Estas catástrofes mostram que a única força com a qual os estratos mais baixos da sociedade podem contar é a classe operária. Este terremoto nos deixa uma lição: teria sido possível salvar muito mais vidas se os trabalhadores em condições de oferecer ajuda profissional (técnicos, mineiros, trabalhadores da construção civil, trabalhadores sanitários, professores...) tivessem sido capazes de deixar seus locais de trabalho e tivessem podido participar prontamente do esforço de socorro. Uma organização de verdadeiros sindicatos de classe das diferentes categorias, se existisse, teria possibilitado a preparação antecipada e a mobilização rápida. Mas tudo isso é impossível sob o regime do capital.
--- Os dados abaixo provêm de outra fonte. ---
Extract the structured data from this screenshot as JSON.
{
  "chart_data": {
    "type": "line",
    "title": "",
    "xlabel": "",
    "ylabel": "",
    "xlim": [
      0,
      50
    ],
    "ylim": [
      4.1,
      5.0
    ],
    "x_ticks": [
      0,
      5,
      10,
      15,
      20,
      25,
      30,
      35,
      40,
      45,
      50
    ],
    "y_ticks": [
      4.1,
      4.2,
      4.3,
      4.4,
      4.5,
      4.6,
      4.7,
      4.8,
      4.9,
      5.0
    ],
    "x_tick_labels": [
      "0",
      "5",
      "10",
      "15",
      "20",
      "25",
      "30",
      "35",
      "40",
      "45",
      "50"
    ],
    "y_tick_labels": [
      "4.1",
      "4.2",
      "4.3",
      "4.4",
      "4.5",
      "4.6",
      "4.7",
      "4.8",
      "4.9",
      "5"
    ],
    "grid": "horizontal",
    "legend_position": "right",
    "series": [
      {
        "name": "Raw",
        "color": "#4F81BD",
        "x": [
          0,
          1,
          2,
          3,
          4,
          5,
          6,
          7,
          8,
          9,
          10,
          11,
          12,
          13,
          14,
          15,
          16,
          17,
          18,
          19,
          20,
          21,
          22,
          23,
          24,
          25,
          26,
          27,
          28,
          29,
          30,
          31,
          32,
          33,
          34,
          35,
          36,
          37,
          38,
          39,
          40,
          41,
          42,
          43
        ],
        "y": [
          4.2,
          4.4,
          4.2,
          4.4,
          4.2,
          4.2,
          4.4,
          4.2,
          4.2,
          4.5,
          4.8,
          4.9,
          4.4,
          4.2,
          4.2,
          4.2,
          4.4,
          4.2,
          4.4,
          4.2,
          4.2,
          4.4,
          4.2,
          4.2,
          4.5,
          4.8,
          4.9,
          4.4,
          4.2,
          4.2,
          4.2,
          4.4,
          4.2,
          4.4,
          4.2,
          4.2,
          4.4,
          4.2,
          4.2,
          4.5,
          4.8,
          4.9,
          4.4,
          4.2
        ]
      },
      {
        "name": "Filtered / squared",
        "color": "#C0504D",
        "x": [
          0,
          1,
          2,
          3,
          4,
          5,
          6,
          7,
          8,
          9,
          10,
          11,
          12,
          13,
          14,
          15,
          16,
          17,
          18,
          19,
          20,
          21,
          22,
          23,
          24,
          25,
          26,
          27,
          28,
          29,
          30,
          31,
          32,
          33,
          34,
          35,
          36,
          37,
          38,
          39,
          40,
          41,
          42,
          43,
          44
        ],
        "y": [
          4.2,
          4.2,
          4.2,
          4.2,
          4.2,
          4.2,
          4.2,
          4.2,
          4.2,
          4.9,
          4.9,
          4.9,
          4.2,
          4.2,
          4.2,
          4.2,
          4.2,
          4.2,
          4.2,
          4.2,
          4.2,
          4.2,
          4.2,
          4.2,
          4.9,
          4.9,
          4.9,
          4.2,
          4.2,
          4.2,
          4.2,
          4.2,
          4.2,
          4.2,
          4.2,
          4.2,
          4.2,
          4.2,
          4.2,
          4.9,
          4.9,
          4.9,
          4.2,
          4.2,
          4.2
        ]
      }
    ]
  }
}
Contra o racismo, contra as condições de vida insalubres, contra a crise habitacional, contra a perseguição dos trabalhadores estrangeiros, os proletários devem se organizar em sindicatos de classe. A resposta da classe operária turca e síria, esmagada dia após dia em suas condições de vida, à burguesia, que desrespeita suas próprias vidas, só pode ser a luta de classes, que tem como característica natural a de agir coletivamente. Esta atividade sindical só pode cumprir positivamente seus objetivos sociais sob o poder do Estado proletário.
O Partido Comunista Internacional, que aprendeu as lições do drama histórico à luz da doutrina marxista, é o guia que a classe operária precisa para viver como uma classe e para vencer como uma classe.